Well, I'm not usually lost for words, Louis, but I simply can't find the superlatives for this, your latest masterpiece.
Worse still, I'd even forgotten to click on the posted images to enlarge them. As presented, they're outstanding. When enlarged, they have an almost other-worldly beauty.
From the fact-finding on the shingle of Dieppe, with Pater, to the almost home-made, or invented, everything else in the evolution of this beautiful model- you have created a path that many would love to follow, I'm sure. Few could, however.
I took my children to Ypres, Beaumont Hamel (The Somme), Arras (where my uncle died), Vimy, Passchendaele, Tyne Cot, Verdun, Arnhem, Kleve, The Reichswald, The Ardennes, and many more locations from WW1 and WW2- just so that they could bear witness to how
crazy, and destructive, humans really can be. However, my one regret is that I never had the opportunity to check out those places, and their ghosts with my late father.

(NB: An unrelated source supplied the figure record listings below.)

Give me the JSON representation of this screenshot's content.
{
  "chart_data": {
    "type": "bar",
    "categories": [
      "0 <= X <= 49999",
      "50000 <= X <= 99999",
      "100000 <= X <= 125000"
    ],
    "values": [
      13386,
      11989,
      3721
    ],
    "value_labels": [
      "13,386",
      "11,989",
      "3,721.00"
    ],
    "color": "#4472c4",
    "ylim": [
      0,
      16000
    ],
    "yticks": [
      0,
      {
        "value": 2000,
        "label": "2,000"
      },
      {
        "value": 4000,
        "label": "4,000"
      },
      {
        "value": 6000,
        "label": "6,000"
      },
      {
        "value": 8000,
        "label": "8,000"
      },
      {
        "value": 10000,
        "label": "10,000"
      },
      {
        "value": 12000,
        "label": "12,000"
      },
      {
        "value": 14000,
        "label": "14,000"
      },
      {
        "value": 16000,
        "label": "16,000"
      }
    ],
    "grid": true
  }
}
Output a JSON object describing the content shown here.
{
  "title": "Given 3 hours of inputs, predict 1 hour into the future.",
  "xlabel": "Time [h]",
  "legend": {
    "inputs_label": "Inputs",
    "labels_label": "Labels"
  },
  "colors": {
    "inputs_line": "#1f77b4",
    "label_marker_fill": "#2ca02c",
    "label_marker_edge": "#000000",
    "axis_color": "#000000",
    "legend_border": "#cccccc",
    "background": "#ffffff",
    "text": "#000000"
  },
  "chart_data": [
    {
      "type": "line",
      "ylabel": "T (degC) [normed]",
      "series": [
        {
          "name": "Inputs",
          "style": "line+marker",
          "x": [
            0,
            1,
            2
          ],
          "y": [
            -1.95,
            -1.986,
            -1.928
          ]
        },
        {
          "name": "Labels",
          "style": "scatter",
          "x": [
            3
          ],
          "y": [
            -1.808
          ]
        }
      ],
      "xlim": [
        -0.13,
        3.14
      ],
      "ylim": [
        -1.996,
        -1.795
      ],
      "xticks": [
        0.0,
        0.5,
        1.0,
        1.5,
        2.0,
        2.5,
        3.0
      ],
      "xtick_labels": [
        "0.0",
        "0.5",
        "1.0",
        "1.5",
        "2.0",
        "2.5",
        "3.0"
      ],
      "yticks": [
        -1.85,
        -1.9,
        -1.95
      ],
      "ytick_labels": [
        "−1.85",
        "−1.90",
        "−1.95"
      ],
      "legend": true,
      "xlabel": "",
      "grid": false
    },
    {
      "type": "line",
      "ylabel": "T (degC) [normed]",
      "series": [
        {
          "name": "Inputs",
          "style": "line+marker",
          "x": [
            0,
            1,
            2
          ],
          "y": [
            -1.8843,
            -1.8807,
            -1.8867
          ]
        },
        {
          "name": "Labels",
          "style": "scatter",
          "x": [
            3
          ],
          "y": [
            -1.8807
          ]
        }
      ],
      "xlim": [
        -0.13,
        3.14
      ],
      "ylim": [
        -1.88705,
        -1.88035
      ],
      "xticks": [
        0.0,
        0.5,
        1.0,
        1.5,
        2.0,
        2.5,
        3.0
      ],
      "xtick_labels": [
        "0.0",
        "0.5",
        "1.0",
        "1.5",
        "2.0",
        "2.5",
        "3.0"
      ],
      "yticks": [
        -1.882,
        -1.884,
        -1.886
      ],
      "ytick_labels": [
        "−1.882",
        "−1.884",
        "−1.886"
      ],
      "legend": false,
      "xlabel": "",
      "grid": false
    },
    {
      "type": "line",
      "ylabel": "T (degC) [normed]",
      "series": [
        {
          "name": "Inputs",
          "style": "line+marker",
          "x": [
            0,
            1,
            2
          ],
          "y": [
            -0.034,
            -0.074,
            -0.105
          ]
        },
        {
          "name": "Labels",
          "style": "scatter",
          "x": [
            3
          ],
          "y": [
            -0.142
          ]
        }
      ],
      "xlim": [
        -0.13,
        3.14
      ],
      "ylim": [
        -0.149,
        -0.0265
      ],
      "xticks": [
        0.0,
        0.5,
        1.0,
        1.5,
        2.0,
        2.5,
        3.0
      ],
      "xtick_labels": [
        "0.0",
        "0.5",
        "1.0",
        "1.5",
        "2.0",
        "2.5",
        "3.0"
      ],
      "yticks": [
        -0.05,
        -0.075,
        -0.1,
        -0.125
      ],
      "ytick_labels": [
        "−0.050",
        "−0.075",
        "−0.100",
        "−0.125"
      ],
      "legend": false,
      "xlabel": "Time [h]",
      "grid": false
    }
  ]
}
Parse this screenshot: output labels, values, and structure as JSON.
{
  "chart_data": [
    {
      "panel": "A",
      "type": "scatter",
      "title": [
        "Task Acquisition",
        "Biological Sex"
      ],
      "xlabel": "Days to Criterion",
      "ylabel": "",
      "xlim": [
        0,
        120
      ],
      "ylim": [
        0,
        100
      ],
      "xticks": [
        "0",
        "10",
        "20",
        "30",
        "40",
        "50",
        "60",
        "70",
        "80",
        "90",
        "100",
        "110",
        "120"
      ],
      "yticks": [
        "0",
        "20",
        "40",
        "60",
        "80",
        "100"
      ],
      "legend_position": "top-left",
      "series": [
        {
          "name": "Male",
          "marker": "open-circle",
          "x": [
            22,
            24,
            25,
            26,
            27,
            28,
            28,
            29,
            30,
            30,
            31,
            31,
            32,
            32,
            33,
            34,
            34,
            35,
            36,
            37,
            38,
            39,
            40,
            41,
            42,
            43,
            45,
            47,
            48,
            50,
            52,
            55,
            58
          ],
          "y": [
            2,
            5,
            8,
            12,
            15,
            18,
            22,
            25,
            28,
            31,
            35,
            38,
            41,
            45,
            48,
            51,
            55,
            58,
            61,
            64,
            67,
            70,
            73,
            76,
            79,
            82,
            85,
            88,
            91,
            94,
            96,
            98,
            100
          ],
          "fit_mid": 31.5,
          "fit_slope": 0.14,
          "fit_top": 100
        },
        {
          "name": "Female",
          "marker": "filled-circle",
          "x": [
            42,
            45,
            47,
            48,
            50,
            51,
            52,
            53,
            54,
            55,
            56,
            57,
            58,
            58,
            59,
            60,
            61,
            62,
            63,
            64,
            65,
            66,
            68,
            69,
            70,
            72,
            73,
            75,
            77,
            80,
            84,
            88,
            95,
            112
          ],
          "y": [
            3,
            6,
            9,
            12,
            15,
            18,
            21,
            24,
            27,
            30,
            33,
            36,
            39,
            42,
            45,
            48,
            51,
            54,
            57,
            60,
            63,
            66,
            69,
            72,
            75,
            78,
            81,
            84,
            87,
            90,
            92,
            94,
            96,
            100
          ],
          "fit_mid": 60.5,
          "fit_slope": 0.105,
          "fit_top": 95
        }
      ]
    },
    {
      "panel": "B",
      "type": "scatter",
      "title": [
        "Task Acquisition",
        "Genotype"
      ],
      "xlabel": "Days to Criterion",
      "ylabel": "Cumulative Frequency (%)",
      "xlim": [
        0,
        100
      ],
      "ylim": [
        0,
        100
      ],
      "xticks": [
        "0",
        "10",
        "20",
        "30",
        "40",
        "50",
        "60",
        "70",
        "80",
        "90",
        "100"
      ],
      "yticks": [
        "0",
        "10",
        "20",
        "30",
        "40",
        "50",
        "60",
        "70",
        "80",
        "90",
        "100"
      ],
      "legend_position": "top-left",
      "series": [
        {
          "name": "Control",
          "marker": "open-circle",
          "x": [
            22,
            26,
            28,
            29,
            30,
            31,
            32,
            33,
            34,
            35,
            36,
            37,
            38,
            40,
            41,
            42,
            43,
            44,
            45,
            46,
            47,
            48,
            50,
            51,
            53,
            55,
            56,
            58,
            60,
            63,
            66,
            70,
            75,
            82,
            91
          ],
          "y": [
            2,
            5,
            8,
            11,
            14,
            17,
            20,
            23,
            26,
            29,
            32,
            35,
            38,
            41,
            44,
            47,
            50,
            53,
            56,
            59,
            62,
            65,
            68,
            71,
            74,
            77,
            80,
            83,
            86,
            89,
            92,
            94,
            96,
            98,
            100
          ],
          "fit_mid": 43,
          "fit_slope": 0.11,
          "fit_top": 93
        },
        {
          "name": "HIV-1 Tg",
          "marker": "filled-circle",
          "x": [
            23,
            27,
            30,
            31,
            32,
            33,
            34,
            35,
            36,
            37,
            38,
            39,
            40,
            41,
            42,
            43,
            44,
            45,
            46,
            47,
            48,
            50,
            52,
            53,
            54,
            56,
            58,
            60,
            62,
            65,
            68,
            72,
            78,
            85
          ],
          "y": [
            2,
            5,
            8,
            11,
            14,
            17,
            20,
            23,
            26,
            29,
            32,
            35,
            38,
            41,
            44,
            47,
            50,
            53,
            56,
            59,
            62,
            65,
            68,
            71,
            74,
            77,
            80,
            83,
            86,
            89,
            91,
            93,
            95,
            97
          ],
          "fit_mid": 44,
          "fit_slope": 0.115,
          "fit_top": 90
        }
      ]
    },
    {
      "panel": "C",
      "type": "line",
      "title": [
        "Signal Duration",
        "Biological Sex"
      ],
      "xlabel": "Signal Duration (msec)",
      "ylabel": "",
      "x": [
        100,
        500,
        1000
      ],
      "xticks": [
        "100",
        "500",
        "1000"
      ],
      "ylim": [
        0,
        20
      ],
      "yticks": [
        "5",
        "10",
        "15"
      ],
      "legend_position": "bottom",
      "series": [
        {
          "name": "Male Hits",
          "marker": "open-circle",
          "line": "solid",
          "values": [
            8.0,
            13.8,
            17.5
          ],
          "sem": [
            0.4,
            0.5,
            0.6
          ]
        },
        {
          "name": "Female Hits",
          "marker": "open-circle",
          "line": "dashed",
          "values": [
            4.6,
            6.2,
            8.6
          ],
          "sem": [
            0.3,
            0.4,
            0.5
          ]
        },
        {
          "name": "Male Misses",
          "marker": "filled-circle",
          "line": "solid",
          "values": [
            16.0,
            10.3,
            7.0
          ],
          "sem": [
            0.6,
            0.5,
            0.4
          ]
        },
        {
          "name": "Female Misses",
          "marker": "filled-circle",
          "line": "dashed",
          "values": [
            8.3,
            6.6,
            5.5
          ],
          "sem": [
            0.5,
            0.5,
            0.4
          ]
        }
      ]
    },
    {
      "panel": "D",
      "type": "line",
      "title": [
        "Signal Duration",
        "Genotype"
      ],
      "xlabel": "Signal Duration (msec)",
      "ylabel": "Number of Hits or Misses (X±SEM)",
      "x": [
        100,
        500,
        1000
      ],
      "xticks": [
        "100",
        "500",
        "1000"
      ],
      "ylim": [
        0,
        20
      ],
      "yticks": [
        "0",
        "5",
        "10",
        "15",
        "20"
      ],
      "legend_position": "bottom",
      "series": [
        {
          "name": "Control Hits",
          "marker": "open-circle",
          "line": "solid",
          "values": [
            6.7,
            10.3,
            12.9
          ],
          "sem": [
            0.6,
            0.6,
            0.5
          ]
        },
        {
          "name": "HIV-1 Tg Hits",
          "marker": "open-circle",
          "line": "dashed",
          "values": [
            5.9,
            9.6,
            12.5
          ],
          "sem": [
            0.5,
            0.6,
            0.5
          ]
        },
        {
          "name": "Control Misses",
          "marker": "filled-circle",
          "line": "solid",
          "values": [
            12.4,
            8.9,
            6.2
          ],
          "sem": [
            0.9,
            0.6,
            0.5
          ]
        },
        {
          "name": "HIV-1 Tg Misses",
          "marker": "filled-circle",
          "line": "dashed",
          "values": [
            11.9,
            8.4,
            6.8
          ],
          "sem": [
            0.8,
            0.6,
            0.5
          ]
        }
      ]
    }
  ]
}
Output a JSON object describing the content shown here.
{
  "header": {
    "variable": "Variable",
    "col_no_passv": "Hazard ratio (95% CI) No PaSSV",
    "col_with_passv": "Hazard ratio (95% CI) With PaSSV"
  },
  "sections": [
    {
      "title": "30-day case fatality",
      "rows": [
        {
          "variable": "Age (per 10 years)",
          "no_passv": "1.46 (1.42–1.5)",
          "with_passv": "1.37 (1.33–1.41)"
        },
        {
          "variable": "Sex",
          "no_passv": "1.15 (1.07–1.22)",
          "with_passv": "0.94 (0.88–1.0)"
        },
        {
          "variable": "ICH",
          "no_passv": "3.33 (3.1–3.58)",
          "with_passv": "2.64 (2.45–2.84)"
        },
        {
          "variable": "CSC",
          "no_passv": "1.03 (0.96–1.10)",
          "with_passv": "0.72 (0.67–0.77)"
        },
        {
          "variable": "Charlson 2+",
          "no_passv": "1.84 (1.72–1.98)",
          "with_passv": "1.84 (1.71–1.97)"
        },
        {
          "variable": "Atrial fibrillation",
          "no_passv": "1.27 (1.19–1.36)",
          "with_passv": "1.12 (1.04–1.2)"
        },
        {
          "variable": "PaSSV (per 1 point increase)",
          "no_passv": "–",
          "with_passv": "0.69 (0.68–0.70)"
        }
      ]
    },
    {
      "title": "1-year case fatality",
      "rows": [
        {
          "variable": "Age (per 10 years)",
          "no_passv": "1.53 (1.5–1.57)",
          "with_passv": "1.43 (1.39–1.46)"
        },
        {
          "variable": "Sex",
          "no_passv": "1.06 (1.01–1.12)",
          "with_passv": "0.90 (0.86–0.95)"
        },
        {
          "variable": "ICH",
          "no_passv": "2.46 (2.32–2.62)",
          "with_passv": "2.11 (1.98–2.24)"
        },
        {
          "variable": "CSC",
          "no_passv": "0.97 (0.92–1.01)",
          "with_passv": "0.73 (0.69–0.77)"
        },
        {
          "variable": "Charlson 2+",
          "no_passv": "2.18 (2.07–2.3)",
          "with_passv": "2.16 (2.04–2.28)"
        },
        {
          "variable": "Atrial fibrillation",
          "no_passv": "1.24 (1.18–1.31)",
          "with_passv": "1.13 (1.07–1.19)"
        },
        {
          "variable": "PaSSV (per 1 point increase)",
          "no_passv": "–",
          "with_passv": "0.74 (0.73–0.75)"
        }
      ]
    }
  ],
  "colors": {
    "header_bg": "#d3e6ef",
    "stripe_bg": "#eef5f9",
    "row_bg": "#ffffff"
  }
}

He died back in 1991.
But yes, I agree, we should all go to these places, especially with someone close to us. Whether we like it or not, wars certainly advance technology and invention in a way that the peacetime world never can. I guess we see the same ingenuity with the global Covid crisis, with the unprecedented creation of vaccines to fight the war on viruses.
As for the Churchill. Well, it once struck me as being a relic of WW1 design, and fairly ugly. But now, thanks to your detailed examination, and recreation of it, in 1/16 scale- I'm fairly smitten by it.
Those tracks are show-stoppingly attractive too, and look way better fully exposed.
I also note that whilst most of the units involved were Canadian, their regimental names harked back to the Highlands of Scotland.